Sono ben tre i testi interpretativi della Bolkestein, non a caso ispirati dal Dipartimento Mercato Interno, prodotti dalla Commissione. Il primo risale al 4 aprile e riguarda la direttiva relativa al distacco dei lavoratori. Si era detto che i diritti del lavoro non erano toccati dalla direttiva servizi. Ma la Commissione rimprovera gli Stati membri proprio perché pongono troppi ostacoli ai prestatori di servizi che vogliano impiegare lavoratori distaccati. Seguendo l’impianto dell’esecutivo Barroso, infatti, alcune norme a tutela dei lavoratori distaccati sono «vincoli eccessivi» per la libera circolazione dei servizi. Questo è molto preoccupante perché già oggi le tutele per questi lavoratori risultano poco esigibili e controllabili. La seconda comunicazione arriva 16 giorni dopo, il 20 aprile, e mira ad organizzare una consultazione sul mercato interno. Il problema è che non è rivolta ai cittadini ma solo ai managers di impresa. L’unico tema a cui fa riferimento espressamente questo testo è la libertà di installarsi e di disimpegnarsi senza limiti dalle attività esportate nei vari Paesi. Da ultima, il 26 aprile, ecco la comunicazione sui cosidetti servizi di interesse generale: ogni Stato membro è libero di definire cosa intenda per «servizi di interesse economico generale» e «servizi sociali di interesse generale» che sono esclusi dal campo di applicazione della Bolkestein. D’altra parte però la Comunità europea richiede agli Stati membri di applicare alcune regole comuni per arrivare ad una definizione comune di questi servizi che, escludendo quelli sanitari, ancora manca. E mancherà per altri due anni almeno, il tempo che la Commissione si prende per stilare un rapporto e ri-esaminare la situazione. Nel frattempo, vale la giurisprudenza dei trattati e l’ultima parola spetta Corte di Giustizia.

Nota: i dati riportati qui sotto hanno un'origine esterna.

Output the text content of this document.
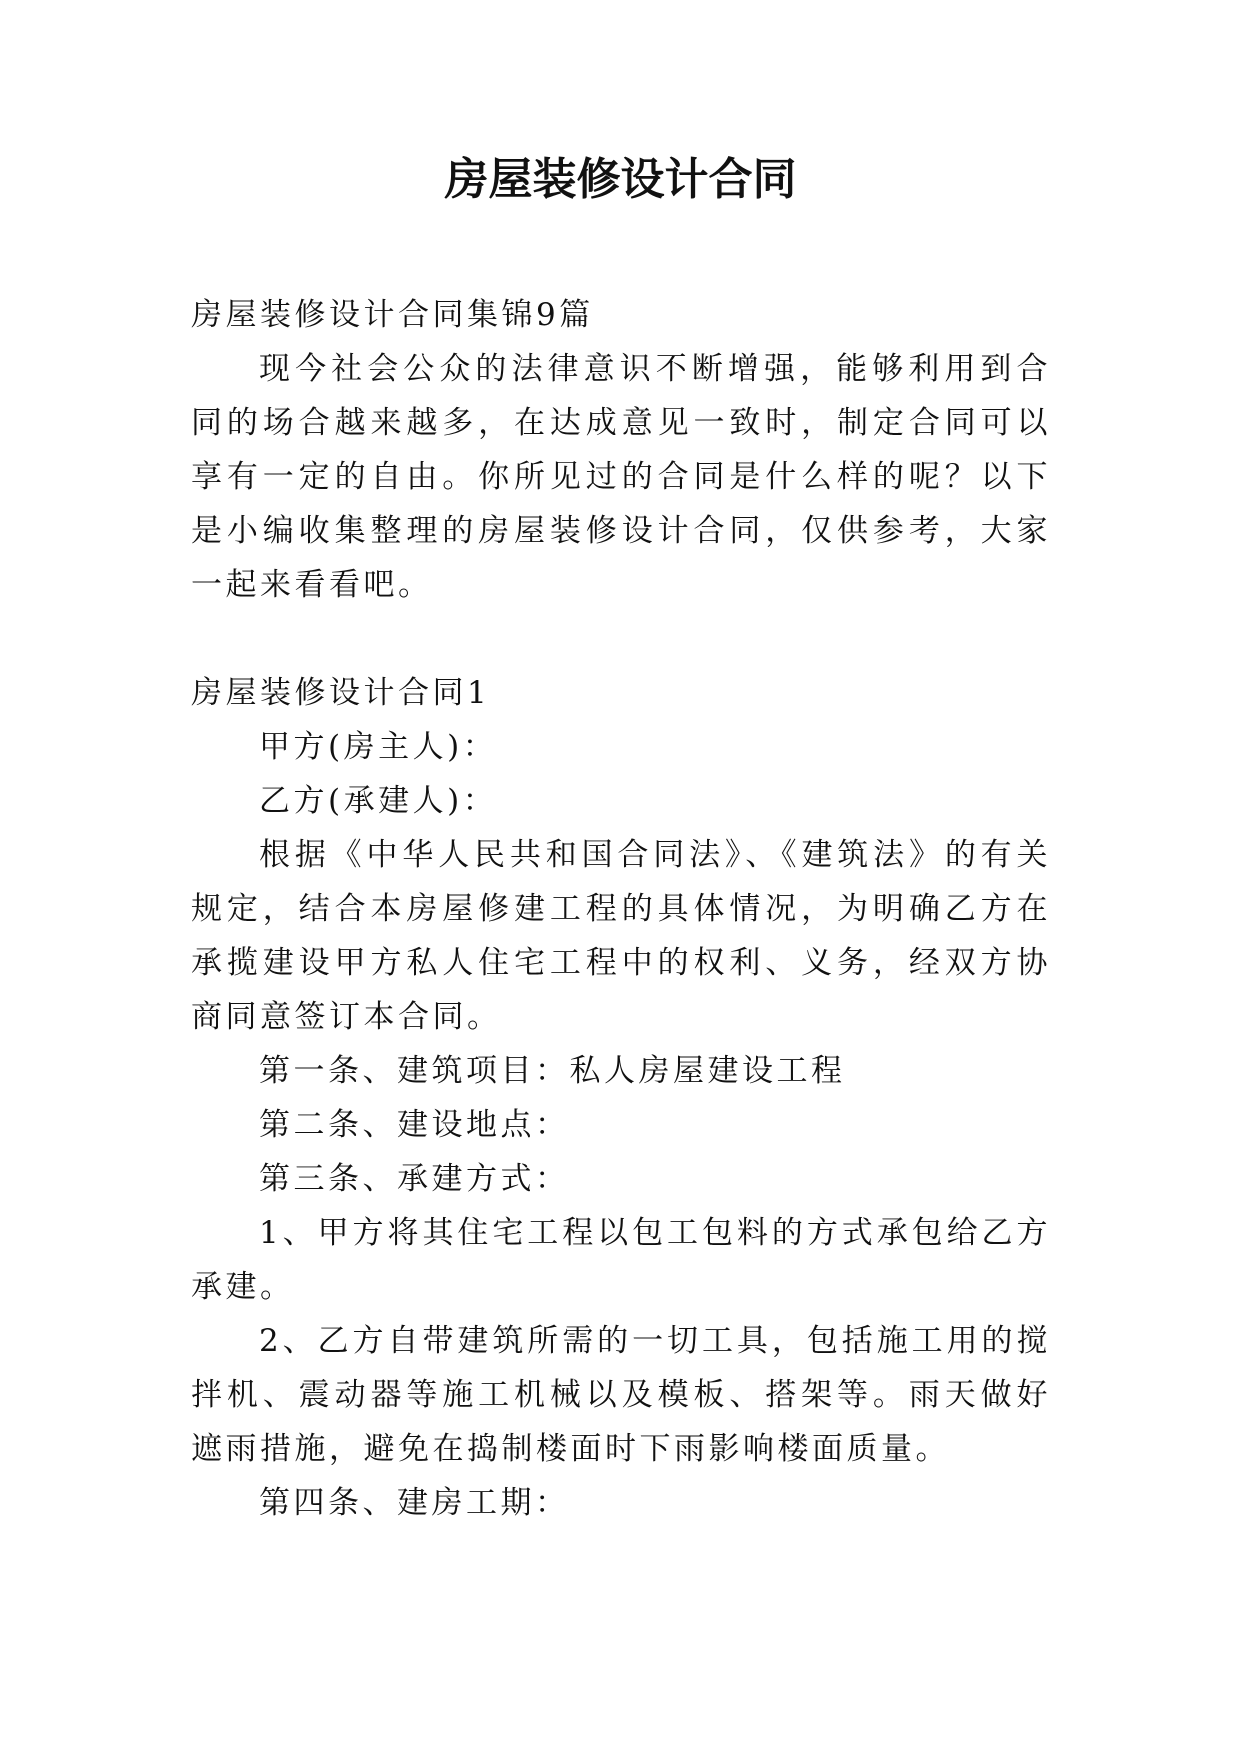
房屋装修设计合同

房屋装修设计合同集锦9篇

现今社会公众的法律意识不断增强，能够利用到合同的场合越来越多，在达成意见一致时，制定合同可以享有一定的自由。你所见过的合同是什么样的呢？以下是小编收集整理的房屋装修设计合同，仅供参考，大家一起来看看吧。

房屋装修设计合同1

甲方(房主人)：

乙方(承建人)：

根据《中华人民共和国合同法》、《建筑法》的有关规定，结合本房屋修建工程的具体情况，为明确乙方在承揽建设甲方私人住宅工程中的权利、义务，经双方协商同意签订本合同。

第一条、建筑项目：私人房屋建设工程

第二条、建设地点：

第三条、承建方式：

1、甲方将其住宅工程以包工包料的方式承包给乙方承建。

2、乙方自带建筑所需的一切工具，包括施工用的搅拌机、震动器等施工机械以及模板、搭架等。雨天做好遮雨措施，避免在捣制楼面时下雨影响楼面质量。

第四条、建房工期：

Questi testi dunque parlano solo di mercato: lo sbilanciamento della Commissione verso un’interpretazione iperliberista è fortissimo. I socialisti, che richiedevano una direttiva europea sui servizi economici generali, appaiono adesso del tutto spiazzati. E questa nuova realtà smaschera la natura effettiva del compromesso della Grosse Koalition. Quello che servirebbe, all’opposto, è un testo sul carattere universale, esigibile, partecipato e ambientale dei servizi, una norma quadro che assuma il terreno dei beni comuni, come è accaduto di recente nella votazione parlamentare sull’acqua. Abbiamo fatto bene a non credere alla favola della dissoluzione dello spettro, ed è bene che si rilanci la lotta anche in vista dell’arrivo in aula del nuovo testo della Commissione. Perché il compromesso parlamentare di fronte a queste tre pesanti comunicazioni pesanti diventa una pura foglia di fico.